View Submission

A0894

Title: Statistical analysis of fixed mini-batch gradient descent estimator Authors: Haobo Qi - Beijing Normal University (China) [presenting]
Feifei Wang - Renmin University of China (China)
Hansheng Wang - Peking University (China)
Abstract: A fixed mini-batch gradient descent (FMGD) algorithm is studied to solve optimization problems with massive datasets. In FMGD, the whole sample is split into multiple non-overlapping partitions. Once the partitions are formed, they are then fixed throughout the rest of the algorithm. For convenience, the fixed partitions are referred toas fixed mini-batches.

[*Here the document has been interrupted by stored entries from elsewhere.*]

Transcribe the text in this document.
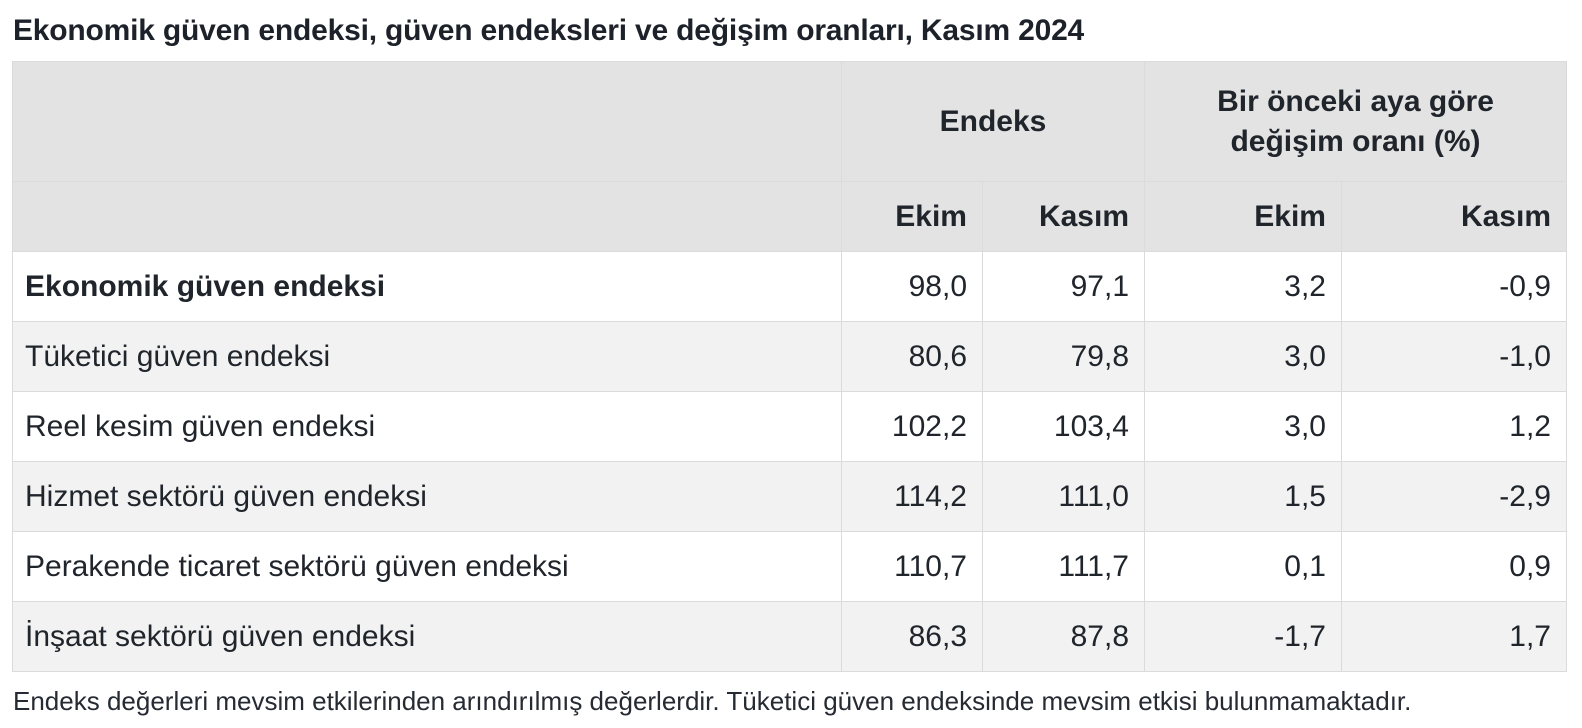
Ekonomik güven endeksi, güven endeksleri ve değişim oranları, Kasım 2024

	Endeks		Bir önceki aya göre değişim oranı (%)	

	Ekim	Kasım	Ekim	Kasım
Ekonomik güven endeksi	98,0	97,1	3,2	-0,9
Tüketici güven endeksi	80,6	79,8	3,0	-1,0
Reel kesim güven endeksi	102,2	103,4	3,0	1,2
Hizmet sektörü güven endeksi	114,2	111,0	1,5	-2,9
Perakende ticaret sektörü güven endeksi	110,7	111,7	0,1	0,9
İnşaat sektörü güven endeksi	86,3	87,8	-1,7	1,7

Endeks değerleri mevsim etkilerinden arındırılmış değerlerdir. Tüketici güven endeksinde mevsim etkisi bulunmamaktadır.
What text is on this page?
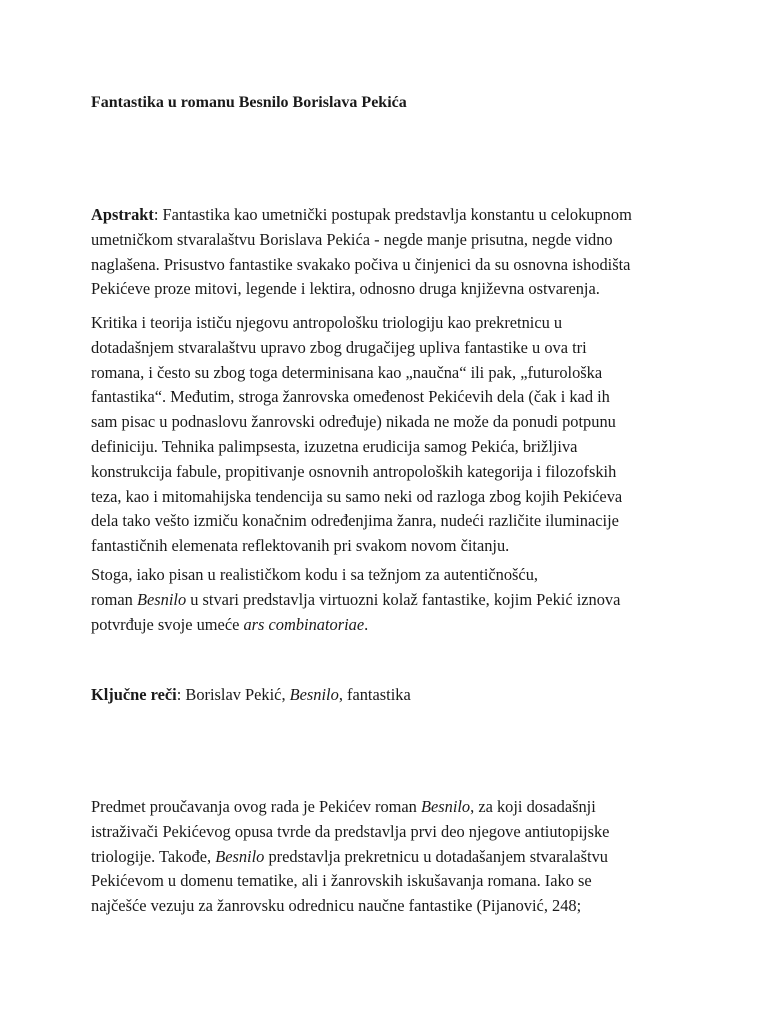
Fantastika u romanu Besnilo Borislava Pekića
Apstrakt: Fantastika kao umetnički postupak predstavlja konstantu u celokupnom
umetničkom stvaralaštvu Borislava Pekića - negde manje prisutna, negde vidno
naglašena. Prisustvo fantastike svakako počiva u činjenici da su osnovna ishodišta
Pekićeve proze mitovi, legende i lektira, odnosno druga književna ostvarenja.
Kritika i teorija ističu njegovu antropološku triologiju kao prekretnicu u
dotadašnjem stvaralaštvu upravo zbog drugačijeg upliva fantastike u ova tri
romana, i često su zbog toga determinisana kao „naučna“ ili pak, „futurološka
fantastika“. Međutim, stroga žanrovska omeđenost Pekićevih dela (čak i kad ih
sam pisac u podnaslovu žanrovski određuje) nikada ne može da ponudi potpunu
definiciju. Tehnika palimpsesta, izuzetna erudicija samog Pekića, brižljiva
konstrukcija fabule, propitivanje osnovnih antropoloških kategorija i filozofskih
teza, kao i mitomahijska tendencija su samo neki od razloga zbog kojih Pekićeva
dela tako vešto izmiču konačnim određenjima žanra, nudeći različite iluminacije
fantastičnih elemenata reflektovanih pri svakom novom čitanju.
Stoga, iako pisan u realističkom kodu i sa težnjom za autentičnošću,
roman Besnilo u stvari predstavlja virtuozni kolaž fantastike, kojim Pekić iznova
potvrđuje svoje umeće ars combinatoriae.
Ključne reči: Borislav Pekić, Besnilo, fantastika
Predmet proučavanja ovog rada je Pekićev roman Besnilo, za koji dosadašnji
istraživači Pekićevog opusa tvrde da predstavlja prvi deo njegove antiutopijske
triologije. Takođe, Besnilo predstavlja prekretnicu u dotadašanjem stvaralaštvu
Pekićevom u domenu tematike, ali i žanrovskih iskušavanja romana. Iako se
najčešće vezuju za žanrovsku odrednicu naučne fantastike (Pijanović, 248;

Then, for each computation iteration, the gradients are sequentially calculated for each fixed mini-batch. Because the size of fixed mini-batches is typically much smaller than the whole sample size, it can be easily computed. This leads to much-reduced computation costs for each computational iteration. It makes FMGD computationally efficient and practically more feasible. To demonstrate the theoretical properties of FMGD, it starts with a linear regression model with a constant learning rate. Its numerical convergence and statistical efficiency properties are studied. It is found that sufficiently small learning rates are necessary for both numerical convergence and statistical efficiency. Nevertheless, an extremely small learning rate might lead to painfully slow numerical convergence. A diminishing learning rate scheduling strategy can be used to solve the problem. This leads to the FMGD estimator with faster numerical convergence and better statistical efficiency. Finally, the FMGD algorithms with random shuffling and a general loss function are also studied.